Cuando yo camino, camina un bisonte;
cuando yo descanso, descansa una montaña.WERNER HERZOG
Cuando casi ningún actor trascendía ciertos moldes interpretativos en Hollywood, Kirk Douglas hizo madurar de repente a sus personajes cinematográficos y los convirtió en adultos en mitad de un jardín de infancia. Le dijo a Estados Unidos quiénes eran en realidad los estadounidenses, o al menos lo intentó. A veces lo hizo de forma mesurada y otras lo hizo de forma desatada. Pero además de eso, él casi nunca dejó secretos para ser descifrados en el futuro, que apelen a la esencia del ser humano o que describan el mundo en nuevos términos a como el mundo se describe ante la mirada cada día. Hizo del desenmascaramiento la esencia de su arte, pues sólo supo ofrecer interpretaciones y personajes desnudos, muchos de los cuales todavía hoy nos sacuden cuando las vemos en la pantalla. Películas como El gran carnaval (Ace in the Hole, 1951, Billy Wilder) o Cautivos del mal (The Bad and the Beautiful, 1952, Vincente Minnelli) han envejecido magníficamente, pareciéndome ahora más impactantes de lo que quizás fueron en su momento; otras como Dos semanas en otra ciudad (Two Weeks in Another City, 1962, Vincente Minnelli) o El compromiso (The Arrangement, 1969, Elia Kazan), que nacieron con vocación de cadáveres, se codean ahora mismo con las grandes obras del cine moderno, ése en el que Federico Fellini o Alain Resnais no parecen tener rivales. Quizás el secreto de Kirk Douglas consistió en confiar en la verdad, dando por hecho que ésta nunca dejaría de ser uno de los avales más importantes del arte.

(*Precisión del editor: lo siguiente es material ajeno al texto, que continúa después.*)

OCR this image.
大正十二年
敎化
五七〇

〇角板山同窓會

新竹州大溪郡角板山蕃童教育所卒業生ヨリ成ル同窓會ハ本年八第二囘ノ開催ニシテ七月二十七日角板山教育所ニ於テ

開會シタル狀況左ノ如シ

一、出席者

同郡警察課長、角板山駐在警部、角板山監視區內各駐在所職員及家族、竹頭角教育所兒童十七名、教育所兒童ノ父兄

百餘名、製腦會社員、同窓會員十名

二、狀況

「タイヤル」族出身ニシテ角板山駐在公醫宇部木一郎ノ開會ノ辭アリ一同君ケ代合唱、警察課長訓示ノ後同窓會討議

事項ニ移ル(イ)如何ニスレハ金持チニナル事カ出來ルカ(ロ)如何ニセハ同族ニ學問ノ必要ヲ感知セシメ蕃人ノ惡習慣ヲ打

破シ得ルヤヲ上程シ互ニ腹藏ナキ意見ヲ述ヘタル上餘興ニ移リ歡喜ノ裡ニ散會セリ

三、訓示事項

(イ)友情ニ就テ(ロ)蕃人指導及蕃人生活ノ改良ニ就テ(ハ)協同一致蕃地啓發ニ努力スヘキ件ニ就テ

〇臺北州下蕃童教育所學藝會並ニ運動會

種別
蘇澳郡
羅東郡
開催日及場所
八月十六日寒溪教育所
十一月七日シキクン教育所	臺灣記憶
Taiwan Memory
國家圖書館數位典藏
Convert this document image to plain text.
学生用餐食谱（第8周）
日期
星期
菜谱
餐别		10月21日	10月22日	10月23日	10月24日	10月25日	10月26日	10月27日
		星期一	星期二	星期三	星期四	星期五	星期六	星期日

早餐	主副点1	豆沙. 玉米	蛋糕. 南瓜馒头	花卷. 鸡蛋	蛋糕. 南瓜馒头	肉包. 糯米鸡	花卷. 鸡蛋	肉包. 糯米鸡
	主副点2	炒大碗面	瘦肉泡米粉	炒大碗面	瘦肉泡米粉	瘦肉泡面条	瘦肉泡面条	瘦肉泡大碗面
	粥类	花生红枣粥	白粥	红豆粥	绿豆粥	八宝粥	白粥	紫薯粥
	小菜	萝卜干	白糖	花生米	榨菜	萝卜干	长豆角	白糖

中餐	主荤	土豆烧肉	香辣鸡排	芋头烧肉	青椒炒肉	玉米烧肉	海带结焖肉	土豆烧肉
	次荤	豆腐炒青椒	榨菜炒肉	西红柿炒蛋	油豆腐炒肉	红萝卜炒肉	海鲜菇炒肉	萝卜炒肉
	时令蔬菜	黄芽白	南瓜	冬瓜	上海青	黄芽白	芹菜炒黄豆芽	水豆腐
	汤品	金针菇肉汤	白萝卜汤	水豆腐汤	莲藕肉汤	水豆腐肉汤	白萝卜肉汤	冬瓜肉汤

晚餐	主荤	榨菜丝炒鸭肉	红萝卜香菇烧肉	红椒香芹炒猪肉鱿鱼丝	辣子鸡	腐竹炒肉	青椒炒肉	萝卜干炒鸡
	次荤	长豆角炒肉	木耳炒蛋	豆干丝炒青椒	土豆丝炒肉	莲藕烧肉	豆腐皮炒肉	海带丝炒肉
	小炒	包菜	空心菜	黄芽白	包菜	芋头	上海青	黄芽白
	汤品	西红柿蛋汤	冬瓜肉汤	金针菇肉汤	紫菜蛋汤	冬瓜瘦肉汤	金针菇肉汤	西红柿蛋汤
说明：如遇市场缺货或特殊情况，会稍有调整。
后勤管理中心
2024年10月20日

Todo lo anterior, no obstante, ha impedido que Kirk Douglas tenga el estatus mítico de John Wayne. Este último dijo en una entrevista de 1969 que le gustaría ser recordado por haber sido «feo, fuerte y formal»; Douglas jamás se habría descrito así, seguramente se habría considerado «guapo, ágil y osado». Lo que está claro es que ninguno de nosotros piensa en atributos como «feo, fuerte y formal» cuando ve a John Wayne en una de sus películas; tampoco piensa que Kirk Douglas fuera exactamente «guapo, ágil y osado». Lo que nos gusta recordar de ellos son sus figuras enmarcadas por una puerta que se abre y se cierra en Centauros del desierto (The Searchers, 1956, John Ford) o con uno de sus ojos desgarrados por un halcón, como sucede en Los vikingos (The Vikings, 1958, Richard Fleischer). Nunca pensamos en lo que pudiese haber de humano en ambos, porque no amamos a los hombres, ni siquiera a los actores, sino a los iconos. Algo así nos facilita mucho las cosas, ya que de ese modo no tenemos que discrepar de sus posibles ideas o rechazar sus posibles actos.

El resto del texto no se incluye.